Dems push ‘right to repair’ mandate after proposal was stripped from NDAA
The bill — introduced on Dec. 12 by Sen. Elizabeth Warren, D-Mass., and Rep. Marie Gluesenkamp Perez, D-Wash. — would require that defense contractors provide military personnel with the ability to service their hardware outside of the restrictions that often limit or block non-provider repairs.
Although DOD spends billions of dollars annually on contracts for services and products, many of these private firms include provisions in their agreements that limit the Pentagon’s ability to take the lead in repairing purchased equipment. This often includes restrictions on the sharing of relevant intellectual property or technical data needed for servicemembers to make necessary fixes.
In a one-pager of the proposal, the lawmakers said their bill gives the Defense Department “the tools to access the materials needed to maintain the military’s own equipment and directs DOD to use those tools to reduce sustainment costs, improve military readiness and build servicemember skills needed in future possible austere environments.”
This includes requiring that defense contractors provide DOD with “fair and reasonable” access to the parts, tools and information needed to make repairs, so that servicemembers do not have to wait for representatives from the companies to perform fixes.
“Pentagon contractors are taking advantage of our military, forcing them to pay thousands and wait weeks for basic equipment repairs,” Warren said in a statement. “Without the right to repair their own equipment, our servicemembers in the field are at risk.”
Although the Senate is poised to vote later this week on the fiscal year 2025 National Defense Authorization Act, a Warren spokesperson told Nextgov/FCW that the right to repair legislation is a separate effort from the sweeping defense policy package.
An early version of the Senate NDAA text included an amendment sponsored by Warren that outlined requirements for contractors to follow when it comes to providing “reasonable access to repair materials.” Defense contractors voiced their opposition to the provision, which was not included in the version that passed the House last week.
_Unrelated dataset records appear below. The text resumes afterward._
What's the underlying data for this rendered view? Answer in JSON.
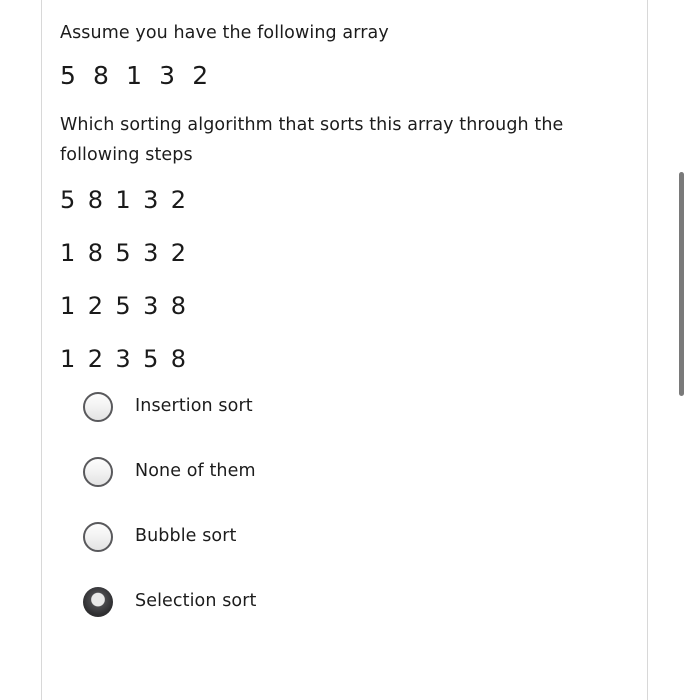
{
  "question": {
    "intro_text": "Assume you have the following array",
    "initial_array": "5 8 1 3 2",
    "question_text": "Which sorting algorithm that sorts this array through the following steps",
    "steps": [
      "5 8 1 3 2",
      "1 8 5 3 2",
      "1 2 5 3 8",
      "1 2 3 5 8"
    ],
    "options": [
      {
        "label": "Insertion sort",
        "selected": false
      },
      {
        "label": "None of them",
        "selected": false
      },
      {
        "label": "Bubble sort",
        "selected": false
      },
      {
        "label": "Selection sort",
        "selected": true
      }
    ]
  },
  "colors": {
    "text": "#1c1c1c",
    "border": "#d8d8d8",
    "radio_border": "#59595c",
    "radio_checked": "#3a3a3d",
    "scrollbar_thumb": "#7a7a7a",
    "background": "#ffffff"
  }
}
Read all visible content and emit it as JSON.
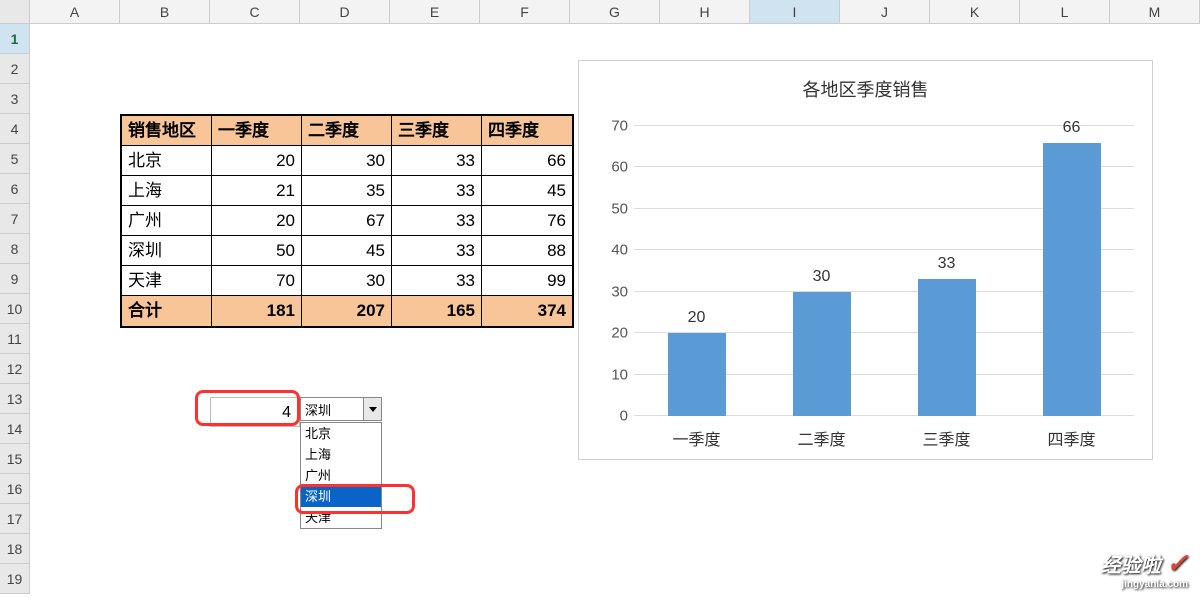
{
  "columns": [
    "A",
    "B",
    "C",
    "D",
    "E",
    "F",
    "G",
    "H",
    "I",
    "J",
    "K",
    "L",
    "M"
  ],
  "rows": [
    "1",
    "2",
    "3",
    "4",
    "5",
    "6",
    "7",
    "8",
    "9",
    "10",
    "11",
    "12",
    "13",
    "14",
    "15",
    "16",
    "17",
    "18",
    "19"
  ],
  "selected_col_index": 8,
  "selected_row_index": 0,
  "table": {
    "headers": [
      "销售地区",
      "一季度",
      "二季度",
      "三季度",
      "四季度"
    ],
    "rows": [
      {
        "label": "北京",
        "values": [
          "20",
          "30",
          "33",
          "66"
        ]
      },
      {
        "label": "上海",
        "values": [
          "21",
          "35",
          "33",
          "45"
        ]
      },
      {
        "label": "广州",
        "values": [
          "20",
          "67",
          "33",
          "76"
        ]
      },
      {
        "label": "深圳",
        "values": [
          "50",
          "45",
          "33",
          "88"
        ]
      },
      {
        "label": "天津",
        "values": [
          "70",
          "30",
          "33",
          "99"
        ]
      }
    ],
    "total": {
      "label": "合计",
      "values": [
        "181",
        "207",
        "165",
        "374"
      ]
    }
  },
  "link_cell": {
    "value": "4"
  },
  "combo": {
    "selected": "深圳",
    "options": [
      "北京",
      "上海",
      "广州",
      "深圳",
      "天津"
    ],
    "highlighted_index": 3
  },
  "chart_data": {
    "type": "bar",
    "title": "各地区季度销售",
    "categories": [
      "一季度",
      "二季度",
      "三季度",
      "四季度"
    ],
    "values": [
      20,
      30,
      33,
      66
    ],
    "data_labels": [
      "20",
      "30",
      "33",
      "66"
    ],
    "ylim": [
      0,
      70
    ],
    "yticks": [
      0,
      10,
      20,
      30,
      40,
      50,
      60,
      70
    ],
    "xlabel": "",
    "ylabel": ""
  },
  "watermark": {
    "text": "经验啦",
    "sub": "jingyanla.com"
  }
}
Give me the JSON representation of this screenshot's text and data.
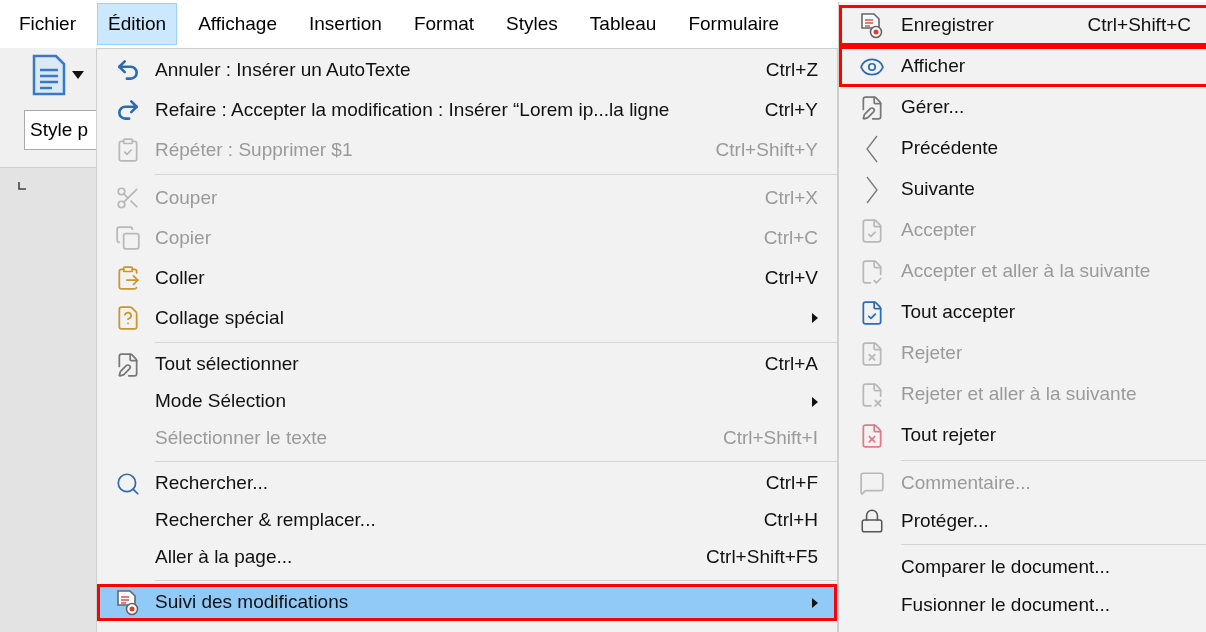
{
  "menubar": [
    {
      "label": "Fichier",
      "selected": false
    },
    {
      "label": "Édition",
      "selected": true
    },
    {
      "label": "Affichage",
      "selected": false
    },
    {
      "label": "Insertion",
      "selected": false
    },
    {
      "label": "Format",
      "selected": false
    },
    {
      "label": "Styles",
      "selected": false
    },
    {
      "label": "Tableau",
      "selected": false
    },
    {
      "label": "Formulaire",
      "selected": false
    }
  ],
  "toolbar": {
    "style_field": "Style p"
  },
  "edit_menu": [
    {
      "kind": "item",
      "label": "Annuler : Insérer un AutoTexte",
      "shortcut": "Ctrl+Z",
      "disabled": false,
      "has_submenu": false,
      "selected": false,
      "highlighted": false
    },
    {
      "kind": "item",
      "label": "Refaire : Accepter la modification : Insérer “Lorem ip...la ligne",
      "shortcut": "Ctrl+Y",
      "disabled": false,
      "has_submenu": false,
      "selected": false,
      "highlighted": false
    },
    {
      "kind": "item",
      "label": "Répéter : Supprimer $1",
      "shortcut": "Ctrl+Shift+Y",
      "disabled": true,
      "has_submenu": false,
      "selected": false,
      "highlighted": false
    },
    {
      "kind": "separator"
    },
    {
      "kind": "item",
      "label": "Couper",
      "shortcut": "Ctrl+X",
      "disabled": true,
      "has_submenu": false,
      "selected": false,
      "highlighted": false
    },
    {
      "kind": "item",
      "label": "Copier",
      "shortcut": "Ctrl+C",
      "disabled": true,
      "has_submenu": false,
      "selected": false,
      "highlighted": false
    },
    {
      "kind": "item",
      "label": "Coller",
      "shortcut": "Ctrl+V",
      "disabled": false,
      "has_submenu": false,
      "selected": false,
      "highlighted": false
    },
    {
      "kind": "item",
      "label": "Collage spécial",
      "disabled": false,
      "has_submenu": true,
      "selected": false,
      "highlighted": false
    },
    {
      "kind": "separator"
    },
    {
      "kind": "item",
      "label": "Tout sélectionner",
      "shortcut": "Ctrl+A",
      "disabled": false,
      "has_submenu": false,
      "selected": false,
      "highlighted": false
    },
    {
      "kind": "item",
      "label": "Mode Sélection",
      "disabled": false,
      "has_submenu": true,
      "selected": false,
      "highlighted": false
    },
    {
      "kind": "item",
      "label": "Sélectionner le texte",
      "shortcut": "Ctrl+Shift+I",
      "disabled": true,
      "has_submenu": false,
      "selected": false,
      "highlighted": false
    },
    {
      "kind": "separator"
    },
    {
      "kind": "item",
      "label": "Rechercher...",
      "shortcut": "Ctrl+F",
      "disabled": false,
      "has_submenu": false,
      "selected": false,
      "highlighted": false
    },
    {
      "kind": "item",
      "label": "Rechercher & remplacer...",
      "shortcut": "Ctrl+H",
      "disabled": false,
      "has_submenu": false,
      "selected": false,
      "highlighted": false
    },
    {
      "kind": "item",
      "label": "Aller à la page...",
      "shortcut": "Ctrl+Shift+F5",
      "disabled": false,
      "has_submenu": false,
      "selected": false,
      "highlighted": false
    },
    {
      "kind": "separator"
    },
    {
      "kind": "item",
      "label": "Suivi des modifications",
      "disabled": false,
      "has_submenu": true,
      "selected": true,
      "highlighted": true
    }
  ],
  "track_changes_menu": [
    {
      "kind": "item",
      "label": "Enregistrer",
      "shortcut": "Ctrl+Shift+C",
      "disabled": false,
      "selected": false,
      "highlighted": true
    },
    {
      "kind": "item",
      "label": "Afficher",
      "disabled": false,
      "selected": false,
      "highlighted": true
    },
    {
      "kind": "item",
      "label": "Gérer...",
      "disabled": false,
      "selected": false,
      "highlighted": false
    },
    {
      "kind": "item",
      "label": "Précédente",
      "disabled": false,
      "selected": false,
      "highlighted": false
    },
    {
      "kind": "item",
      "label": "Suivante",
      "disabled": false,
      "selected": false,
      "highlighted": false
    },
    {
      "kind": "item",
      "label": "Accepter",
      "disabled": true,
      "selected": false,
      "highlighted": false
    },
    {
      "kind": "item",
      "label": "Accepter et aller à la suivante",
      "disabled": true,
      "selected": false,
      "highlighted": false
    },
    {
      "kind": "item",
      "label": "Tout accepter",
      "disabled": false,
      "selected": false,
      "highlighted": false
    },
    {
      "kind": "item",
      "label": "Rejeter",
      "disabled": true,
      "selected": false,
      "highlighted": false
    },
    {
      "kind": "item",
      "label": "Rejeter et aller à la suivante",
      "disabled": true,
      "selected": false,
      "highlighted": false
    },
    {
      "kind": "item",
      "label": "Tout rejeter",
      "disabled": false,
      "selected": false,
      "highlighted": false
    },
    {
      "kind": "separator"
    },
    {
      "kind": "item",
      "label": "Commentaire...",
      "disabled": true,
      "selected": false,
      "highlighted": false
    },
    {
      "kind": "item",
      "label": "Protéger...",
      "disabled": false,
      "selected": false,
      "highlighted": false
    },
    {
      "kind": "separator"
    },
    {
      "kind": "item",
      "label": "Comparer le document...",
      "disabled": false,
      "selected": false,
      "highlighted": false
    },
    {
      "kind": "item",
      "label": "Fusionner le document...",
      "disabled": false,
      "selected": false,
      "highlighted": false
    }
  ]
}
The lawmakers’ bill includes this excluded proposal and also seeks to expand related oversight requirements.
The tenets of Warren’s NDAA amendment — including the “fair and reasonable” access provision and its defined scope, as well as giving DOD additional flexibility when it comes to obtaining and using repair data — make up the core of the new legislation.
The bill would mandate that DOD “track and publicly report instances” when the military has to have contractors make costly repairs due to restrictions, and would also require “that each major weapons program’s acquisition strategy includes three cost-saving proposals to cut sustainment costs without reducing performance requirements.”
The legislation’s introduction comes as the incoming Trump administration has placed a strong emphasis on trimming federal spending, particularly when it comes to identifying and remediating unnecessary costs.
President-elect Donald Trump has already announced the formation of a new advisory body — dubbed the Department of Government Efficiency and led by billionaire Elon Musk and former presidential candidate Vivek Ramaswamy — that will recommend federal cost saving steps.